Heinlein was kind of a strange and persuasive old bird. The one thing I am slightly proud of  was that I managed to survive reading his prose and coming out the other end still able to make up my own mind about things. I remember reading his novel "Starship Troopers" ( the film, BTW, I consider a great satire) at the tender age of fourteen - when most children are most easily recruited to use guns without remorse upon practically anyone - and I unhesitatingly and unquestionably bought into his whole weird quasi-fascist shamelessly libertarian-political-screed contained within it. I read it again at the age of eighteen, and realized the political philosophy was completely right-wing batshit crazy whacko. And yet there were elements I could still buy into merely because of the fact that there was an underlying compassion and decency in the author that shown through. 

And my dealings in life, and my choice of books by then had given me the observation that Utopian Social Engineering by people with good intentions allows all sorts of terrible things to happen.

I often think that the early injection of Heinlein made me immune to Ayn Rand when I finally read - and dismissed - her. Heinlein's faith in humanity shed light on the frighteningly and poisonously psychotic personality that was Rand, and is, by extension, her fans: people who aren't particularly with it, aren't particularly smart, but consider themselves better than others, feel under-appreciated, and who will definitely, under the right circumstances, climb a clock tower with a loaded rifle. 

She really was a full-on psychopath with zero understanding of not only human behavior, but of the underlying tenets of the United States, and the basic premise of capitalism. I have a deep and abiding suspicion of anyone that has bought into her horseshit. 

As a result, to paraphrase, of all people, Martin Goerring, when I hear the word "Libertarian", I reach for my revolver. Talk about totalitarians masquerading as, well, in the original sense of the word, libertarians, that's the Libertarians. 

Give them a chance at governing this country, and I guarantee Death Camps in Wyoming and Presidents-For-Life before their term is up.

Anyways, Heinlein's essay dealt with what he saw as the essential decency of human beings, and can be read here

I'd like to provide a short excerpt to comment upon:

"I am proud to be a human being. I believe that we have come this far by the skin of our teeth, that we always make it just by the skin of our teeth --but that we will always make it....survive....endure.
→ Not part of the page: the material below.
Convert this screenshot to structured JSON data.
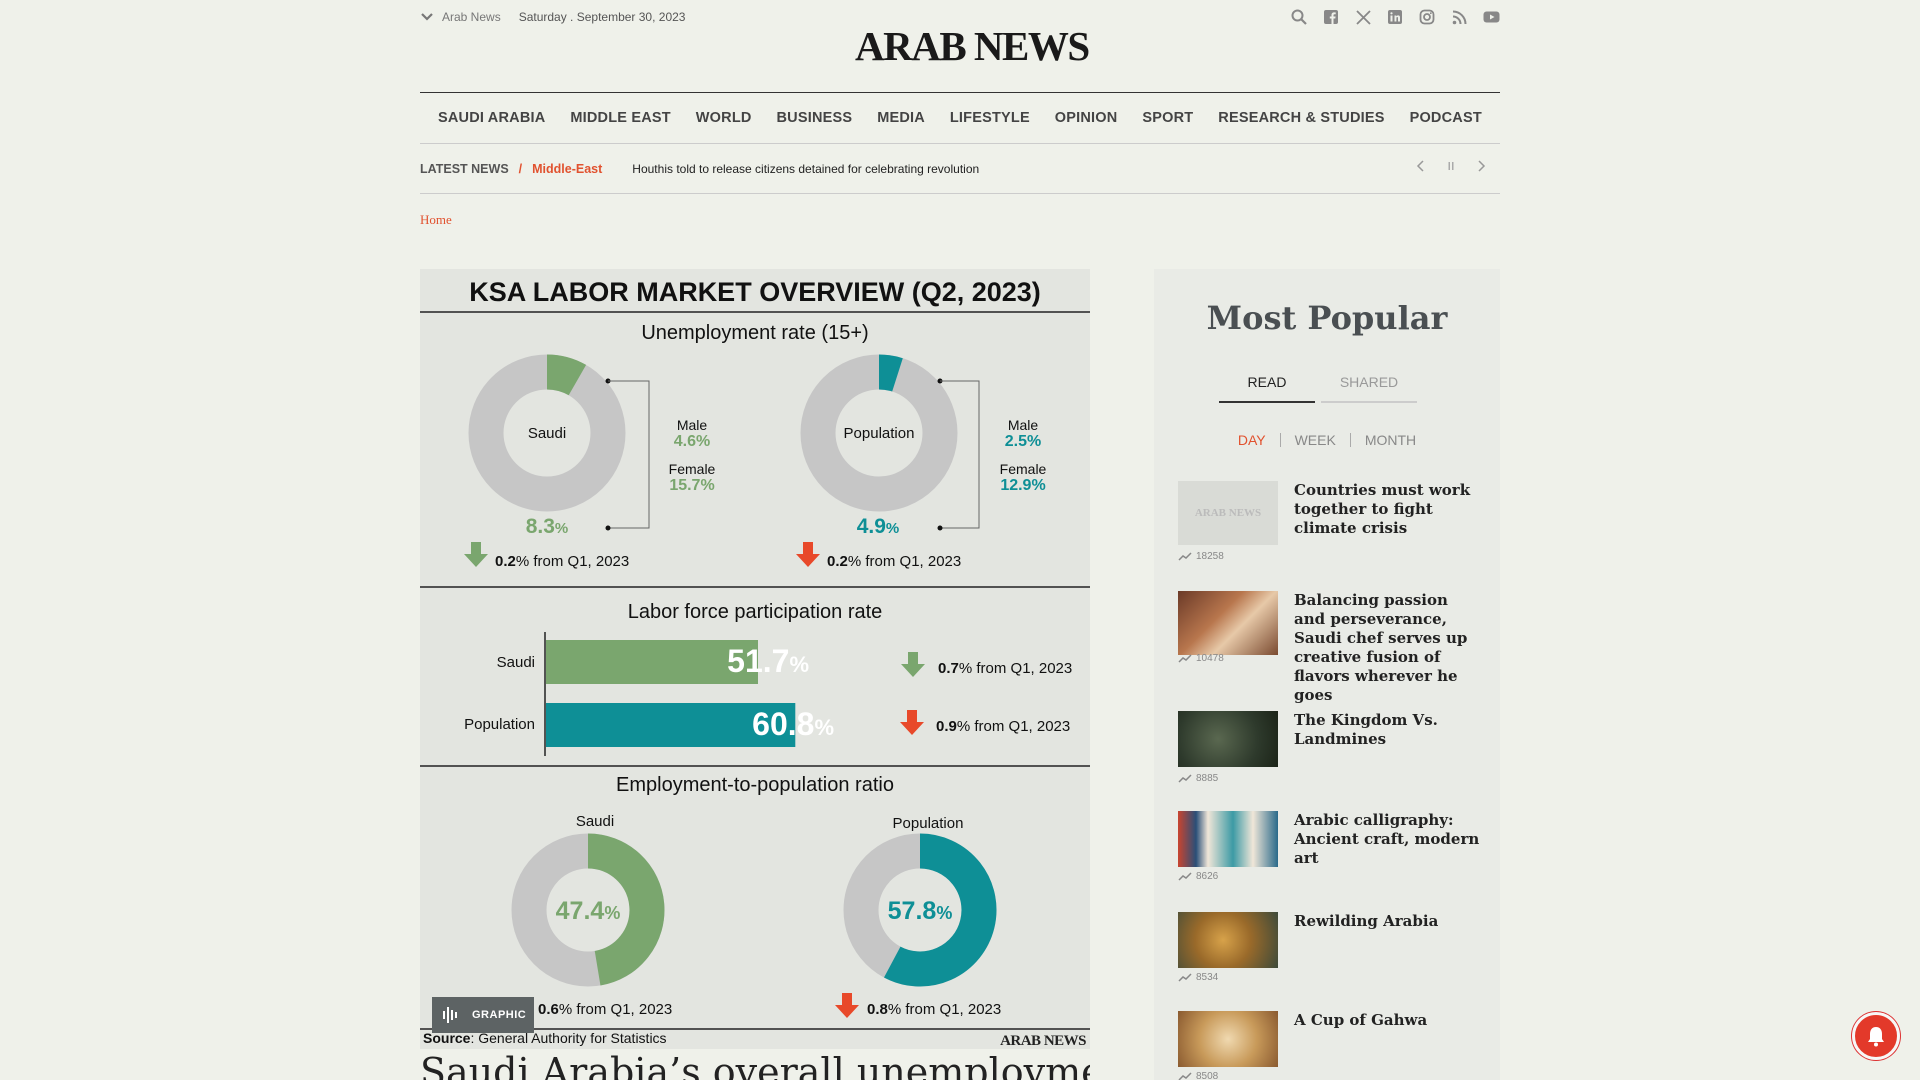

I believe that this hairless embryo with the aching, oversize brain case and the opposable thumb, this animal barely up from the apes, will endure --will endure longer than his home planet, will spread out to the other planets, to the stars, and beyond, carrying with him his honesty, his insatiable curiosity, his unlimited courage --and his noble essential decency".

I appreciate the sentiment I really do. I even, foolish optimist that I am, buy into the notion that we will make it to the stars someday, but I am slightly puzzled as to WHY I believe this. I recognize the arrogance, the conceit embedded in these remarks, and yet, I think he is right. People are basically decent, and it is only the circumstance that creates evil.

I also recognize that there is no guarantee that progress in human society is inevitably toward a more decent future, that our "angels of our better nature" will always prevail. We (meaning Americans) certainly don't have the track record, either as a nation or as a world.  And yet, I feel, big picture wise, that perhaps 5,000 or 10,000 years from now, when things are perhaps better for everyone, and we as a people, in some strange Bill and Ted society are "being excellent to each other", will look at the history of the American nation and will say "Well, at least they tried to live up to their principles. We give 'em a D in performance, a C for effort, but an A for the attempt".